Question: Force versus Elongation graph of a wire is shown in the figure for two different temperatures \( {T_...

Question

Force versus Elongation graph of a wire is shown in the figure for two different temperatures ${T_1}$ and ${T_2}$ , then,

(A) ${T_1} = {T_2}$
(B) ${T_1} < {T_2}$
(C) ${T_1} > {T_2}$
(D) Cannot be predicted.

Answer 1

Solution

Hint To solve this question, we have to use the relationship between Young’s modulus of a metal and the temperature. Using it, we can easily determine the relationship between temperatures ${T_1}$ and ${T_2}$ .
Formula Used: The formulae used to solve this question are given by:
$Y = \dfrac{\sigma }{\tau }$
Here $Y$ is the Young’s Modulus of the wire, $\sigma$ is the stress, and $\tau$ is the longitudinal strain.
$\sigma = \dfrac{F}{A}$
$\tau = \dfrac{{\delta l}}{L}$
Here, $F$ is the force acting on the wire, $A$ is the area of cross-section of the wire perpendicular to which the force is acting, $\delta l$ is the elongation of the wire, and $L$ is the length of the wire.

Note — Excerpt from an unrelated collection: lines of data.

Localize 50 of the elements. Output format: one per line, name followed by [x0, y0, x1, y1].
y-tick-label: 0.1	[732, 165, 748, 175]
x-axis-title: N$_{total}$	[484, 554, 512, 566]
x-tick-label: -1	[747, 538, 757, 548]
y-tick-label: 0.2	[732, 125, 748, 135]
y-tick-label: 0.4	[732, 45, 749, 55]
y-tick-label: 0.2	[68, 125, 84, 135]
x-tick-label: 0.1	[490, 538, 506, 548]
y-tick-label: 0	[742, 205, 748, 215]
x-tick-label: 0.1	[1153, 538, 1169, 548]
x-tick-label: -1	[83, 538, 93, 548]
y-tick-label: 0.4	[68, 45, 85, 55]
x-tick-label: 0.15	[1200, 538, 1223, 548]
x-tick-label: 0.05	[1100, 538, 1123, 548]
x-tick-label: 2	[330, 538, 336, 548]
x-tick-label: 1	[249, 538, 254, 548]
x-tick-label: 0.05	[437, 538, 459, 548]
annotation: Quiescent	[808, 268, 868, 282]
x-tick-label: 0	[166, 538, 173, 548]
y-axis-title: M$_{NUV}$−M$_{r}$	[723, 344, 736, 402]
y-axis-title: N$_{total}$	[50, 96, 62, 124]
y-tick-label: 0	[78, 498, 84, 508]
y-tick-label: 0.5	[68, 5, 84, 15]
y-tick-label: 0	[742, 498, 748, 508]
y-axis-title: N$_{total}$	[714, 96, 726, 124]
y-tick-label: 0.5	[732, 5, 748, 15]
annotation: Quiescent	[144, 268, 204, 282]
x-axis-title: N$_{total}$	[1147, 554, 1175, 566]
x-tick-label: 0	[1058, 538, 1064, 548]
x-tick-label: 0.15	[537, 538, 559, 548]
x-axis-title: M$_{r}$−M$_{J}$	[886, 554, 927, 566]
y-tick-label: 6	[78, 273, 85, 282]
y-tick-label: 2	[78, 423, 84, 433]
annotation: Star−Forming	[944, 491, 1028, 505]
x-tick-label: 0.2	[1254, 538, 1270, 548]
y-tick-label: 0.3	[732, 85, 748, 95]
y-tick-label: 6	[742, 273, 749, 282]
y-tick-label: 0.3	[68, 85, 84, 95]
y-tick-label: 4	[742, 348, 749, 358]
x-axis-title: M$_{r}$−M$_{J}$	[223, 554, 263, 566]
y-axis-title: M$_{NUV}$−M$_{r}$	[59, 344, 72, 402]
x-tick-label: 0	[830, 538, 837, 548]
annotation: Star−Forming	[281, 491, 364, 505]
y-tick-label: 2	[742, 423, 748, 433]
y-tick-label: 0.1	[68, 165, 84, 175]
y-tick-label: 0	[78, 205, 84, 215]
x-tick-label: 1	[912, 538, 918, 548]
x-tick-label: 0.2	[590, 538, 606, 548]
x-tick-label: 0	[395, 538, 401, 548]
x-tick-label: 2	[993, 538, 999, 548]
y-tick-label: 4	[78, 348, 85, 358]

Complete step by step answer
Let us first calculate the slope of the given graph. This gives us,
$slope = \dfrac{{\Delta Y}}{{\Delta X}}$
Since $Y$ is the elongation and $X$ is the force, so we get the slope as,
$slope = \dfrac{{\delta l}}{F}$
Now, we know Young’s Modulus is given as,
$Y = \dfrac{\sigma }{\tau }$
So, putting in the values of $\sigma$ and $\tau$ in $Y$ we get,
$Y = \dfrac{{\dfrac{F}{A}}}{{\dfrac{{\delta l}}{L}}} \\\ \Rightarrow Y = \dfrac{{F.L}}{{A.\delta l}} \\\$
So, rearranging the terms, we can write,
$Y = \dfrac{L}{A}.\left( {\dfrac{F}{{\delta l}}} \right)$
But, from the slope we calculated, we know that,
$\dfrac{F}{{\delta l}} = \dfrac{1}{{slope}}$
So, we get Young’s Modulus as,
$Y = \dfrac{L}{A}.\left( {\dfrac{1}{{slope}}} \right)$
This means, that Young’s Modulus is inversely proportional to the slope of the graph, i.e.
$Y \propto \dfrac{1}{{slope}}$
Since slope of line representing ${T_2}$ is greater than slope of line representing ${T_1}$ , so,
${Y_1} > {Y_2}$
Here ${Y_1}$ is the Young’s modulus of line representing ${T_1}$ and ${Y_2}$ is the Young’s modulus of line representing ${T_2}$ .
Now, an important concept to understand here is the variation of Young’s modulus with temperature. We should understand that when we increase the temperature of the wire, it increases the vibration of atoms in the crystal structure of the metal that makes the wire. These vibrations cause an increase in the atomic distance between two neighboring atoms and thus decrease the atomic force binding them. This leads to a decrease in the Young’s modulus of the material of the wire, as now less stress is required to mould or break the wire.
Hence, we can say that, Young’s modulus is inversely proportional to temperature, i.e.
$Y \propto \dfrac{1}{T}$
Now since we found that,
${Y_1} > {Y_2}$
So, we get,
${T_2} > {T_1}$
$\therefore$ Option (B) is the correct option.

Note
We should note that here we have considered the material of the wire to be a metal. For different materials other than metals, the relationship between Young’s modulus and Temperature would differ.